Llevo treinta años viviendo en
esta ciudad. Y nunca he dejado de patearme la calle. De ahí
que la haya vivido intensamente. Y no tengo el menor empacho
en decir que todavía me sigue cautivando. Por lo cual me
echo abajo de la cama todos los días con el único deseo de
pasearla y poder entablar conversaciones con quienes son
asiduos clientes de establecimientos céntricos.
Los lugares de alternes de Ceuta comienzan a dar señales de
crisis. En ellos, a esa hora vaga de mediodía, se nota que
la gente ha decidido irse del trabajo a su casa sin pasar
por los bares a hacer de la hora del aperitivo un monumento
a lo que se llama pegar la hebra. Por lo tanto, trabar
conversación en los bares se ha convertido en un artículo de
lujo. Ya que son pocas las personas que se pueden permitir
beber ese vino pálido y ligero indicado para el copeo y el
aperitivo. Y es que está a punto de acabarse, si no se ha
acabado ya, ese ir de copas, aquí me tomo una y aquí dos,
las que se tercien.
Es martes y decido darme una vuelta por los bares de la
calle Jáudenes, donde mejor puede ahora mismo tomársele el
pulso a la ciudad, y noto que reina en todos ellos la
tristeza correspondiente a la falta de una clientela que les
ha sido fiel hasta hace nada. Una clientela que principia a
medir sus posibilidades económicas porque teme que en
cualquier momento pueda ser víctima de una bajada de sueldo
o de un despido procedente por un ERE canalla.

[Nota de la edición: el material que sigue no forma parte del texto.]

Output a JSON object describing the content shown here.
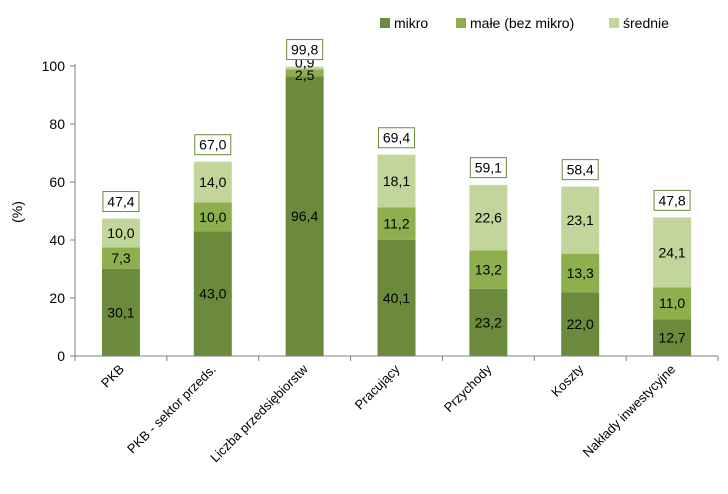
{
  "chart_data": {
    "type": "bar",
    "stacked": true,
    "title": "",
    "ylabel": "(%)",
    "xlabel": "",
    "ylim": [
      0,
      100
    ],
    "yticks": [
      0,
      20,
      40,
      60,
      80,
      100
    ],
    "grid": false,
    "legend_position": "top-right",
    "categories": [
      "PKB",
      "PKB - sektor przeds.",
      "Liczba przedsiębiorstw",
      "Pracujący",
      "Przychody",
      "Koszty",
      "Nakłady inwestycyjne"
    ],
    "series": [
      {
        "name": "mikro",
        "color": "#6b8a3c",
        "values": [
          30.1,
          43.0,
          96.4,
          40.1,
          23.2,
          22.0,
          12.7
        ],
        "labels": [
          "30,1",
          "43,0",
          "96,4",
          "40,1",
          "23,2",
          "22,0",
          "12,7"
        ]
      },
      {
        "name": "małe (bez mikro)",
        "color": "#8daf4e",
        "values": [
          7.3,
          10.0,
          2.5,
          11.2,
          13.2,
          13.3,
          11.0
        ],
        "labels": [
          "7,3",
          "10,0",
          "2,5",
          "11,2",
          "13,2",
          "13,3",
          "11,0"
        ]
      },
      {
        "name": "średnie",
        "color": "#c2d69b",
        "values": [
          10.0,
          14.0,
          0.9,
          18.1,
          22.6,
          23.1,
          24.1
        ],
        "labels": [
          "10,0",
          "14,0",
          "0,9",
          "18,1",
          "22,6",
          "23,1",
          "24,1"
        ]
      }
    ],
    "totals": [
      47.4,
      67.0,
      99.8,
      69.4,
      59.1,
      58.4,
      47.8
    ],
    "total_labels": [
      "47,4",
      "67,0",
      "99,8",
      "69,4",
      "59,1",
      "58,4",
      "47,8"
    ]
  }
}
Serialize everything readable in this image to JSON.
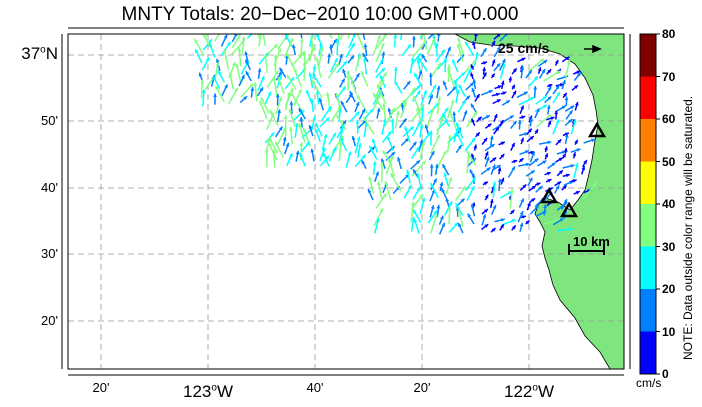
{
  "title": "MNTY Totals: 20−Dec−2010 10:00 GMT+0.000",
  "latitude_labels": [
    {
      "text": "37",
      "deg": "o",
      "hemi": "N",
      "big": true
    },
    {
      "text": "50'"
    },
    {
      "text": "40'"
    },
    {
      "text": "30'"
    },
    {
      "text": "20'"
    }
  ],
  "longitude_labels": [
    {
      "text": "20'"
    },
    {
      "text": "123",
      "deg": "o",
      "hemi": "W",
      "big": true
    },
    {
      "text": "40'"
    },
    {
      "text": "20'"
    },
    {
      "text": "122",
      "deg": "o",
      "hemi": "W",
      "big": true
    }
  ],
  "scale_arrow_label": "25 cm/s",
  "distance_scale_label": "10 km",
  "colorbar": {
    "ticks": [
      "80",
      "70",
      "60",
      "50",
      "40",
      "30",
      "20",
      "10",
      "0"
    ],
    "colors": [
      "#800000",
      "#ff0000",
      "#ff8000",
      "#ffff00",
      "#80ff80",
      "#00ffff",
      "#0080ff",
      "#0000ff"
    ],
    "units": "cm/s",
    "note": "NOTE: Data outside color range will be saturated."
  },
  "colors": {
    "land": "#7fe57f",
    "grid": "#999999",
    "site_marker": "#000000"
  },
  "radar_sites": 3
}
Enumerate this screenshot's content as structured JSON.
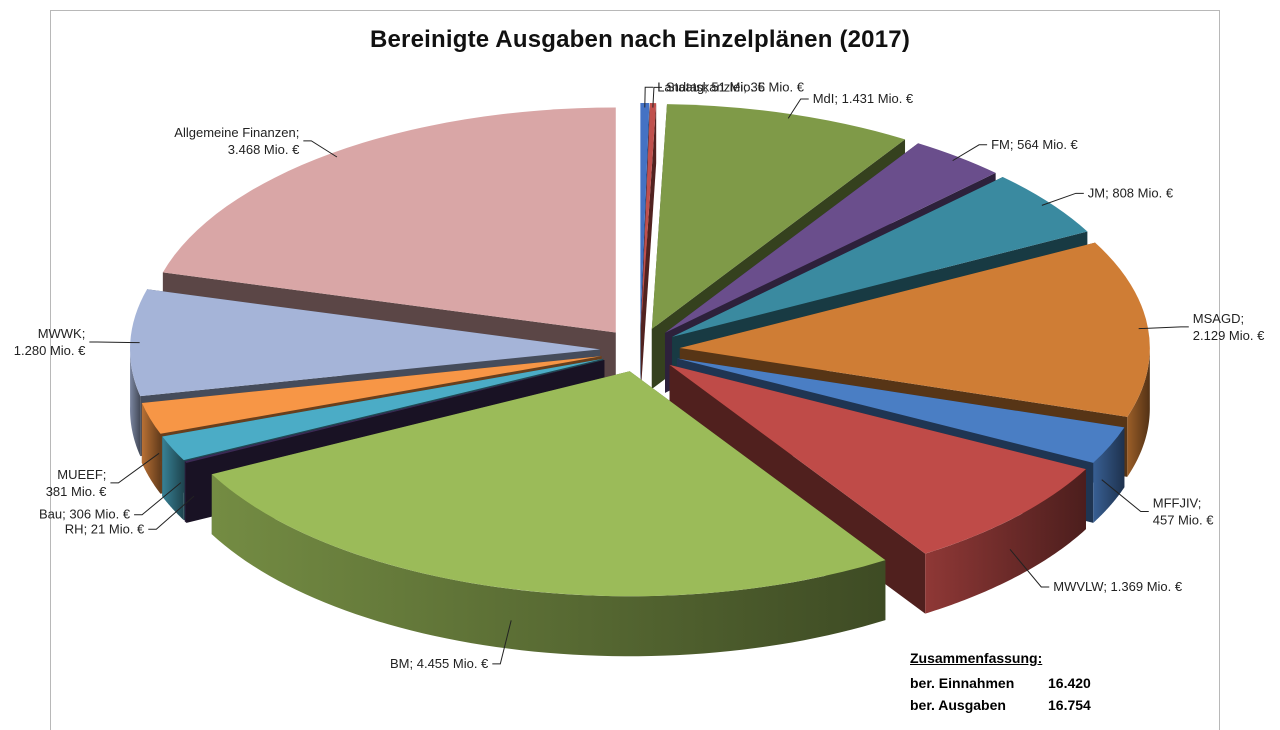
{
  "chart_data": {
    "type": "pie",
    "title": "Bereinigte Ausgaben nach Einzelplänen (2017)",
    "unit": "Mio. €",
    "slices": [
      {
        "name": "Landtag",
        "value": 51,
        "label": "Landtag; 51 Mio. €",
        "color": "#4472c4"
      },
      {
        "name": "Staatskanzlei",
        "value": 35,
        "label": "Staatskanzlei; 35 Mio. €",
        "color": "#c0504d"
      },
      {
        "name": "MdI",
        "value": 1431,
        "label": "MdI; 1.431 Mio. €",
        "color": "#7f9a48"
      },
      {
        "name": "FM",
        "value": 564,
        "label": "FM; 564 Mio. €",
        "color": "#6a4e8c"
      },
      {
        "name": "JM",
        "value": 808,
        "label": "JM; 808 Mio. €",
        "color": "#3a8aa0"
      },
      {
        "name": "MSAGD",
        "value": 2129,
        "label1": "MSAGD;",
        "label2": "2.129 Mio. €",
        "color": "#cf7d35"
      },
      {
        "name": "MFFJIV",
        "value": 457,
        "label1": "MFFJIV;",
        "label2": "457 Mio. €",
        "color": "#4a7ec4"
      },
      {
        "name": "MWVLW",
        "value": 1369,
        "label": "MWVLW; 1.369 Mio. €",
        "color": "#bf4b48"
      },
      {
        "name": "BM",
        "value": 4455,
        "label": "BM; 4.455 Mio. €",
        "color": "#9bbb59"
      },
      {
        "name": "RH",
        "value": 21,
        "label": "RH; 21 Mio. €",
        "color": "#3c2a55"
      },
      {
        "name": "Bau",
        "value": 306,
        "label": "Bau; 306 Mio. €",
        "color": "#4bacc6"
      },
      {
        "name": "MUEEF",
        "value": 381,
        "label1": "MUEEF;",
        "label2": "381 Mio. €",
        "color": "#f79646"
      },
      {
        "name": "MWWK",
        "value": 1280,
        "label1": "MWWK;",
        "label2": "1.280 Mio. €",
        "color": "#a5b4d8"
      },
      {
        "name": "Allgemeine Finanzen",
        "value": 3468,
        "label1": "Allgemeine Finanzen;",
        "label2": "3.468 Mio. €",
        "color": "#d9a6a6"
      }
    ]
  },
  "summary": {
    "heading": "Zusammenfassung:",
    "rows": [
      {
        "label": "ber. Einnahmen",
        "value": "16.420"
      },
      {
        "label": "ber. Ausgaben",
        "value": "16.754"
      }
    ]
  }
}
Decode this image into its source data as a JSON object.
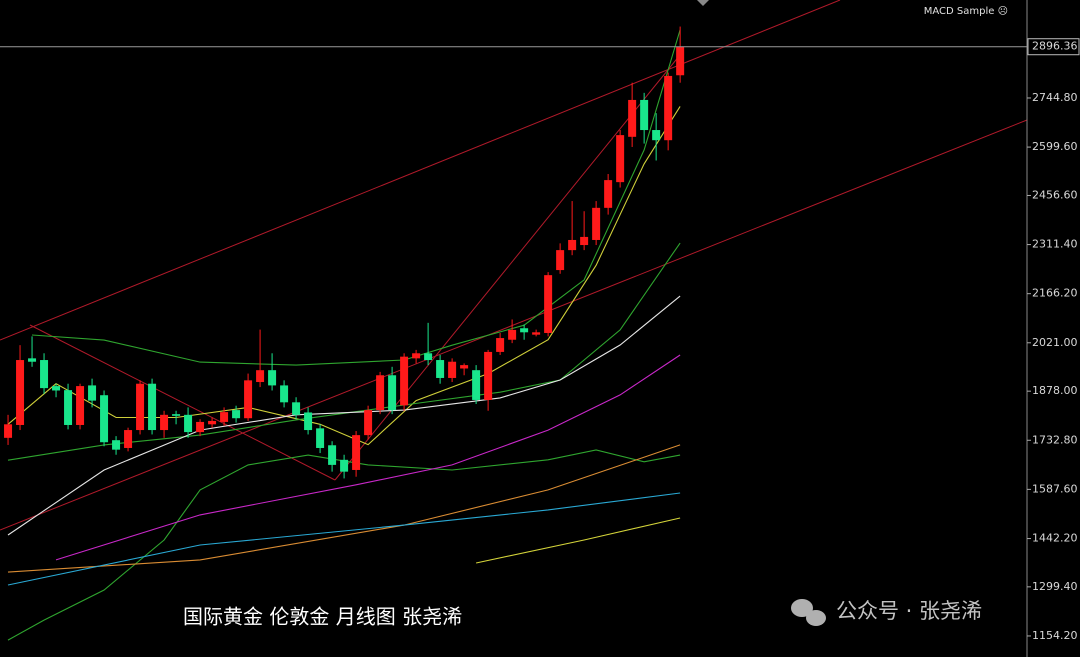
{
  "chart_data": {
    "type": "candlestick",
    "indicator_label": "MACD Sample ☹",
    "caption": "国际黄金 伦敦金 月线图 张尧浠",
    "watermark": "公众号 · 张尧浠",
    "up_color": "#ff1a1a",
    "down_color": "#19e68c",
    "last_price": 2896.36,
    "xlim": [
      -0.67,
      84.9
    ],
    "ylim": [
      1092,
      3034.5
    ],
    "yticks": [
      {
        "value": 2744.8,
        "label": "2744.80"
      },
      {
        "value": 2599.6,
        "label": "2599.60"
      },
      {
        "value": 2456.6,
        "label": "2456.60"
      },
      {
        "value": 2311.4,
        "label": "2311.40"
      },
      {
        "value": 2166.2,
        "label": "2166.20"
      },
      {
        "value": 2021,
        "label": "2021.00"
      },
      {
        "value": 1878,
        "label": "1878.00"
      },
      {
        "value": 1732.8,
        "label": "1732.80"
      },
      {
        "value": 1587.6,
        "label": "1587.60"
      },
      {
        "value": 1442.2,
        "label": "1442.20"
      },
      {
        "value": 1299.4,
        "label": "1299.40"
      },
      {
        "value": 1154.2,
        "label": "1154.20"
      }
    ],
    "open": [
      1740,
      1778,
      1975,
      1970,
      1893,
      1881,
      1778,
      1895,
      1866,
      1733,
      1710,
      1763,
      1900,
      1763,
      1810,
      1808,
      1757,
      1780,
      1787,
      1822,
      1798,
      1905,
      1940,
      1895,
      1845,
      1815,
      1768,
      1718,
      1675,
      1645,
      1748,
      1822,
      1925,
      1836,
      1975,
      1990,
      1970,
      1917,
      1945,
      1940,
      1852,
      1994,
      2030,
      2064,
      2045,
      2050,
      2236,
      2295,
      2310,
      2325,
      2420,
      2496,
      2630,
      2739,
      2650,
      2620,
      2812
    ],
    "high": [
      1808,
      2014,
      2040,
      1990,
      1900,
      1900,
      1900,
      1915,
      1880,
      1745,
      1770,
      1910,
      1915,
      1820,
      1820,
      1830,
      1795,
      1800,
      1830,
      1835,
      1930,
      2060,
      1990,
      1910,
      1860,
      1830,
      1780,
      1730,
      1690,
      1760,
      1835,
      1935,
      1950,
      1990,
      2000,
      2080,
      1985,
      1975,
      1960,
      1955,
      2000,
      2050,
      2090,
      2075,
      2060,
      2230,
      2315,
      2440,
      2410,
      2440,
      2520,
      2650,
      2790,
      2760,
      2700,
      2820,
      2956
    ],
    "low": [
      1719,
      1763,
      1950,
      1870,
      1860,
      1765,
      1765,
      1830,
      1715,
      1690,
      1700,
      1750,
      1750,
      1740,
      1780,
      1740,
      1745,
      1770,
      1775,
      1785,
      1790,
      1890,
      1880,
      1830,
      1795,
      1750,
      1695,
      1640,
      1620,
      1625,
      1735,
      1810,
      1810,
      1820,
      1960,
      1955,
      1900,
      1905,
      1925,
      1840,
      1820,
      1985,
      2020,
      2030,
      2040,
      2040,
      2225,
      2280,
      2295,
      2310,
      2400,
      2480,
      2600,
      2610,
      2560,
      2590,
      2790
    ],
    "close": [
      1780,
      1970,
      1965,
      1887,
      1880,
      1778,
      1893,
      1850,
      1727,
      1705,
      1763,
      1900,
      1763,
      1808,
      1805,
      1757,
      1787,
      1790,
      1816,
      1798,
      1910,
      1940,
      1895,
      1845,
      1808,
      1763,
      1710,
      1660,
      1640,
      1748,
      1822,
      1925,
      1822,
      1980,
      1990,
      1970,
      1917,
      1965,
      1955,
      1852,
      1994,
      2035,
      2059,
      2052,
      2052,
      2221,
      2295,
      2325,
      2334,
      2420,
      2502,
      2635,
      2739,
      2650,
      2620,
      2810,
      2896.36
    ],
    "overlays": [
      {
        "color": "#cfcf3a",
        "x": [
          0,
          4,
          9,
          14,
          20,
          26,
          30,
          34,
          40,
          45,
          49,
          53,
          56
        ],
        "values": [
          1780,
          1900,
          1800,
          1800,
          1830,
          1780,
          1720,
          1850,
          1930,
          2030,
          2250,
          2550,
          2720
        ]
      },
      {
        "color": "#2fa52f",
        "x": [
          2,
          8,
          16,
          24,
          33,
          37,
          43,
          48,
          53,
          56
        ],
        "values": [
          2044,
          2029,
          1964,
          1955,
          1970,
          2014,
          2073,
          2207,
          2591,
          2946
        ]
      },
      {
        "color": "#2fa52f",
        "x": [
          0,
          8,
          16,
          24,
          33,
          41,
          46,
          51,
          56
        ],
        "values": [
          1674,
          1719,
          1748,
          1793,
          1837,
          1875,
          1911,
          2059,
          2316
        ]
      },
      {
        "color": "#2fa52f",
        "x": [
          0,
          3,
          8,
          13,
          16,
          20,
          25,
          30,
          37,
          45,
          49,
          53,
          56
        ],
        "values": [
          1142,
          1201,
          1290,
          1438,
          1586,
          1660,
          1689,
          1660,
          1645,
          1675,
          1704,
          1669,
          1689
        ]
      },
      {
        "color": "#e6e6e6",
        "x": [
          0,
          8,
          16,
          24,
          33,
          41,
          46,
          51,
          56
        ],
        "values": [
          1452.8,
          1645,
          1763,
          1808,
          1822,
          1858,
          1911,
          2014.5,
          2159
        ]
      },
      {
        "color": "#c828c8",
        "x": [
          4,
          16,
          29,
          37,
          45,
          51,
          56
        ],
        "values": [
          1379,
          1512,
          1601,
          1660,
          1763,
          1867,
          1985
        ]
      },
      {
        "color": "#d98c33",
        "x": [
          0,
          16,
          33,
          45,
          56
        ],
        "values": [
          1343,
          1379,
          1482,
          1586,
          1719
        ]
      },
      {
        "color": "#2aa9d4",
        "x": [
          0,
          16,
          33,
          45,
          56
        ],
        "values": [
          1305,
          1423,
          1482,
          1527,
          1577
        ]
      },
      {
        "color": "#d4d43a",
        "x": [
          39,
          48,
          56
        ],
        "values": [
          1370,
          1438,
          1503
        ]
      }
    ]
  }
}
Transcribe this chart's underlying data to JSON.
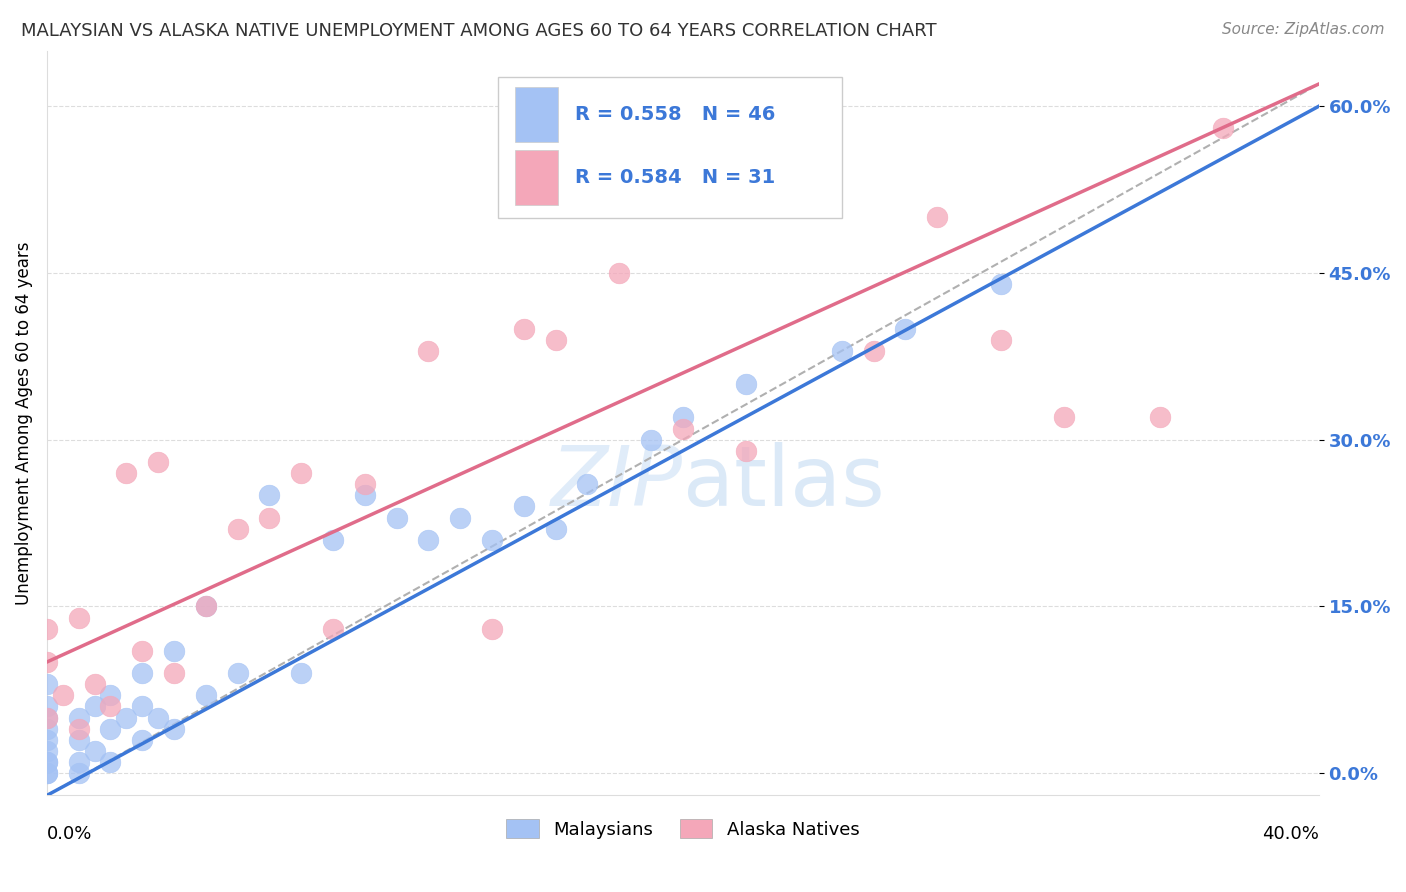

En los bares, los pocos que aún estamos dispuestos a
enfrentarnos con el peligro de quedarnos más tiesos que una
mojama, charlamos acerca de una crisis económica que está
alentando un odio cerval entre quienes están viviendo ya
bajo mínimos y los que todavía cuentan con una bolsa repleta
de caudales. Reina una irritación que se percibe a cada
paso.
Hoy martes, en uno de los establecimientos de bebidas de la
calle Jáudenes, converso con Ricardo, que me es presentado y
con quien entablo una conversación tan interesante como
placentera. Es la primera vez que nos vemos. Aunque Ricardo
no tiene el menor inconveniente en decirme que lee
diariamente esta columna.
Ricardo lleva en la ciudad poco tiempo. Lo cual no es
obstáculo para que me declare que se enamoró de ella muy
pronto. Y que, desde entonces, no ha dejado de vivirla como
si le quedara nada y menos en ella. Es decir, que se la está
bebiendo a sorbos grandes. Hasta el punto de hacerle el
artículo cada vez que vuelve a su pueblo. Pueblo
perteneciente a la provincia de Cádiz.
Cuando le pregunto que piensa del futuro de esta ciudad, me
dice que nada. “¿Cómo que nada, acaso no hay perspectivas de
proyectos de conjunto?”. “Ninguna”, me contesta. “¿No hay
causas nobles que defender?”. “Honestamente no”, me dice.
Y a mí se me cae el alma al suelo ante unas respuestas que
llegan preñadas de pesimismo. El mismo pesimismo que me
embarga ante la situación que comienza a producirse en la
ciudad. Calles semidesiertas, cuando siempre se
distinguieron por estar repletas de personas ávidas de
disfrutarlas; establecimientos carentes de clientes que,
hasta hace nada, los abarrotaban, y sobre todo una tristeza
infinita en quienes son conscientes de que nuestras vidas
están amenazadas por fuerzas ocultas que tratan por todos
los medios de acabar con la clase media. Se mastica la
tragedia. Ojalá que todo quede en un mal sueño.